Incremental materialization (large fact tables):

{{ config(materialized='incremental', unique_key='event_id') }}

Snowflake-specific configs (combine with any materialization):

{{ config(transient=true, copy_grants=true, query_tag='team_daily') }}
  • Do NOT use
    {{ this }}
    without
    {% if is_incremental() %}
    guard.
  • Use
    dynamic_table
    materialization for streaming/near-real-time marts.

Imported: Performance

  • Cluster keys: Only multi-TB tables, on WHERE/JOIN/GROUP BY columns.
  • Search Optimization:
    ALTER TABLE t ADD SEARCH OPTIMIZATION ON EQUALITY(col);
  • Warehouse sizing: Start X-Small, scale up.
    AUTO_SUSPEND = 60
    ,
    AUTO_RESUME = TRUE
    .
  • Separate warehouses per workload.
  • Estimate AI costs first:
    SELECT SUM(AI_COUNT_TOKENS('claude-4-sonnet', text)) FROM table;

Imported: Security

  • Follow least-privilege RBAC. Use database roles for object-level grants.
  • Audit ACCOUNTADMIN regularly:
    SHOW GRANTS OF ROLE ACCOUNTADMIN;
  • Use network policies for IP allowlisting.
  • Use masking policies for PII columns and row access policies for multi-tenant isolation.

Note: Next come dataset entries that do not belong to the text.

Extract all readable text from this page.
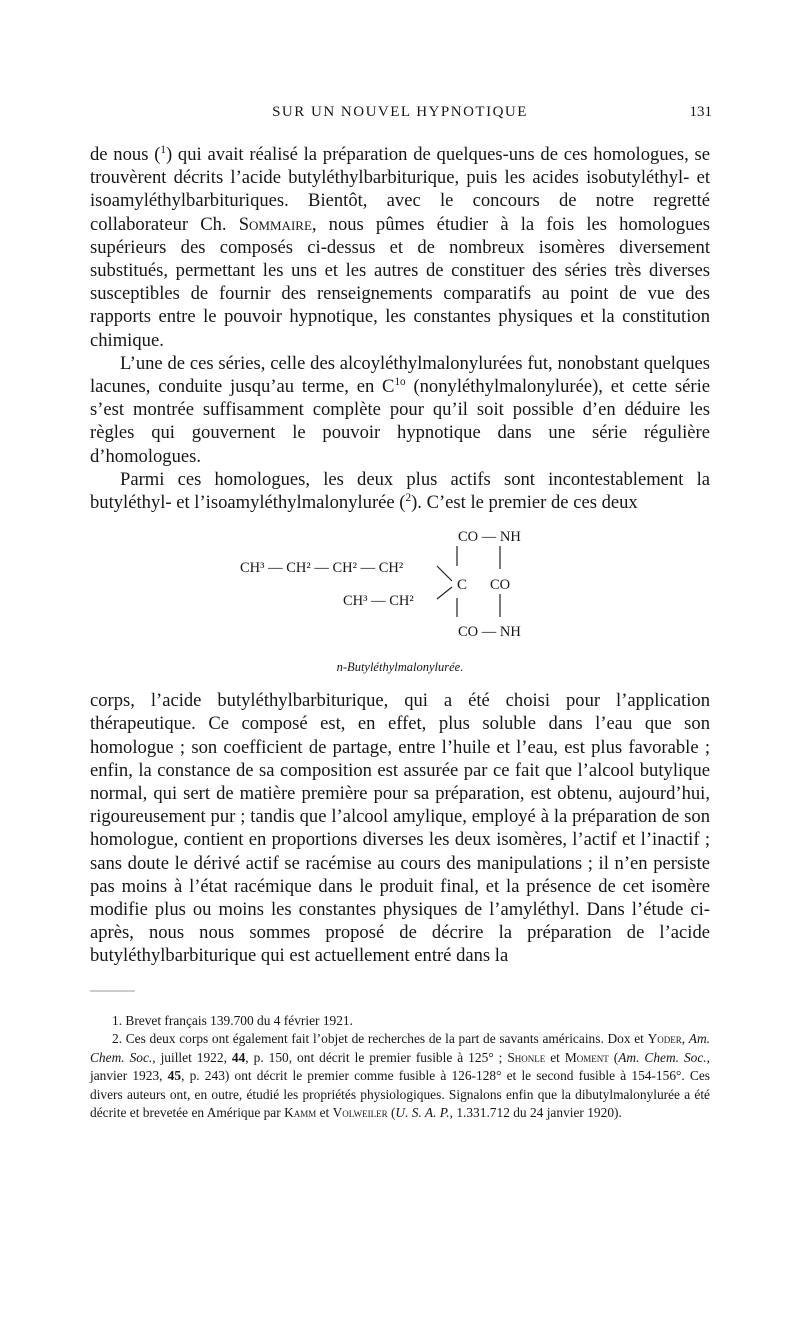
SUR UN NOUVEL HYPNOTIQUE	131

de nous ($^1$) qui avait réalisé la préparation de quelques-uns de ces homologues, se trouvèrent décrits l’acide butyléthylbarbiturique, puis les acides isobutyléthyl- et isoamyléthylbarbituriques. Bientôt, avec le concours de notre regretté collaborateur Ch. Sommaire, nous pûmes étudier à la fois les homologues supérieurs des composés ci-dessus et de nombreux isomères diversement substitués, permettant les uns et les autres de constituer des séries très diverses susceptibles de fournir des renseignements comparatifs au point de vue des rapports entre le pouvoir hypnotique, les constantes physiques et la constitution chimique.

L’une de ces séries, celle des alcoyléthylmalonylurées fut, nonobstant quelques lacunes, conduite jusqu’au terme, en $C^{1o}$ (nonyléthylmalonylurée), et cette série s’est montrée suffisamment complète pour qu’il soit possible d’en déduire les règles qui gouvernent le pouvoir hypnotique dans une série régulière d’homologues.

Parmi ces homologues, les deux plus actifs sont incontestablement la butyléthyl- et l’isoamyléthylmalonylurée ($^2$). C’est le premier de ces deux

CO — NH
CH³ — CH² — CH² — CH²
C CO
CH³ — CH²
CO — NH
n-Butyléthylmalonylurée.

corps, l’acide butyléthylbarbiturique, qui a été choisi pour l’application thérapeutique. Ce composé est, en effet, plus soluble dans l’eau que son homologue ; son coefficient de partage, entre l’huile et l’eau, est plus favorable ; enfin, la constance de sa composition est assurée par ce fait que l’alcool butylique normal, qui sert de matière première pour sa préparation, est obtenu, aujourd’hui, rigoureusement pur ; tandis que l’alcool amylique, employé à la préparation de son homologue, contient en proportions diverses les deux isomères, l’actif et l’inactif ; sans doute le dérivé actif se racémise au cours des manipulations ; il n’en persiste pas moins à l’état racémique dans le produit final, et la présence de cet isomère modifie plus ou moins les constantes physiques de l’amyléthyl. Dans l’étude ci-après, nous nous sommes proposé de décrire la préparation de l’acide butyléthylbarbiturique qui est actuellement entré dans la

1. Brevet français 139.700 du 4 février 1921.

2. Ces deux corps ont également fait l’objet de recherches de la part de savants américains. Dox et Yoder, Am. Chem. Soc., juillet 1922, 44, p. 150, ont décrit le premier fusible à 125° ; Shonle et Moment (Am. Chem. Soc., janvier 1923, 45, p. 243) ont décrit le premier comme fusible à 126-128° et le second fusible à 154-156°. Ces divers auteurs ont, en outre, étudié les propriétés physiologiques. Signalons enfin que la dibutylmalonylurée a été décrite et brevetée en Amérique par Kamm et Volweiler (U. S. A. P., 1.331.712 du 24 janvier 1920).
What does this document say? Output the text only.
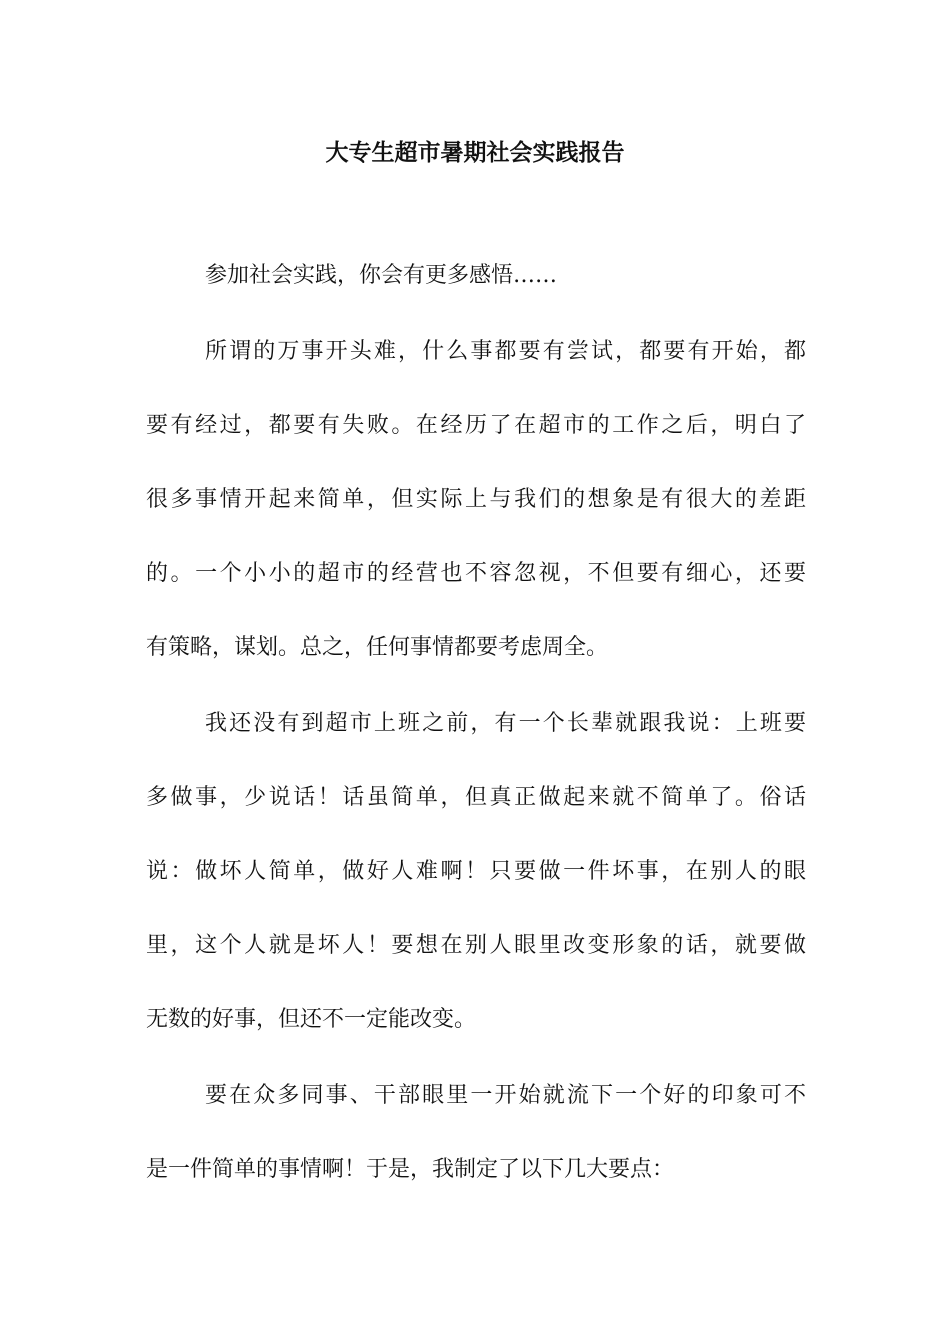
大专生超市暑期社会实践报告

参加社会实践，你会有更多感悟……

所谓的万事开头难，什么事都要有尝试，都要有开始，都

要有经过，都要有失败。在经历了在超市的工作之后，明白了

很多事情开起来简单，但实际上与我们的想象是有很大的差距

的。一个小小的超市的经营也不容忽视，不但要有细心，还要

有策略，谋划。总之，任何事情都要考虑周全。

我还没有到超市上班之前，有一个长辈就跟我说：上班要

多做事，少说话！话虽简单，但真正做起来就不简单了。俗话

说：做坏人简单，做好人难啊！只要做一件坏事，在别人的眼

里，这个人就是坏人！要想在别人眼里改变形象的话，就要做

无数的好事，但还不一定能改变。

要在众多同事、干部眼里一开始就流下一个好的印象可不

是一件简单的事情啊！于是，我制定了以下几大要点：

Imported: Common Error Patterns

ErrorCauseFix
"Object does not exist"Wrong context or missing grantsFully qualify names, check grants
"Invalid identifier" in procMissing colon prefixUse
:variable_name
"Numeric value not recognized"VARIANT not cast
src:field::NUMBER(10,2)
Task not runningForgot to resume
ALTER TASK ... RESUME
DT refresh failingSchema change or tracking disabledUse explicit columns, check change tracking

Imported: Limitations

  • Use this skill only when the task clearly matches the scope described above.
  • Do not treat the output as a substitute for environment-specific validation, testing, or expert review.
  • Stop and ask for clarification if required inputs, permissions, safety boundaries, or success criteria are missing.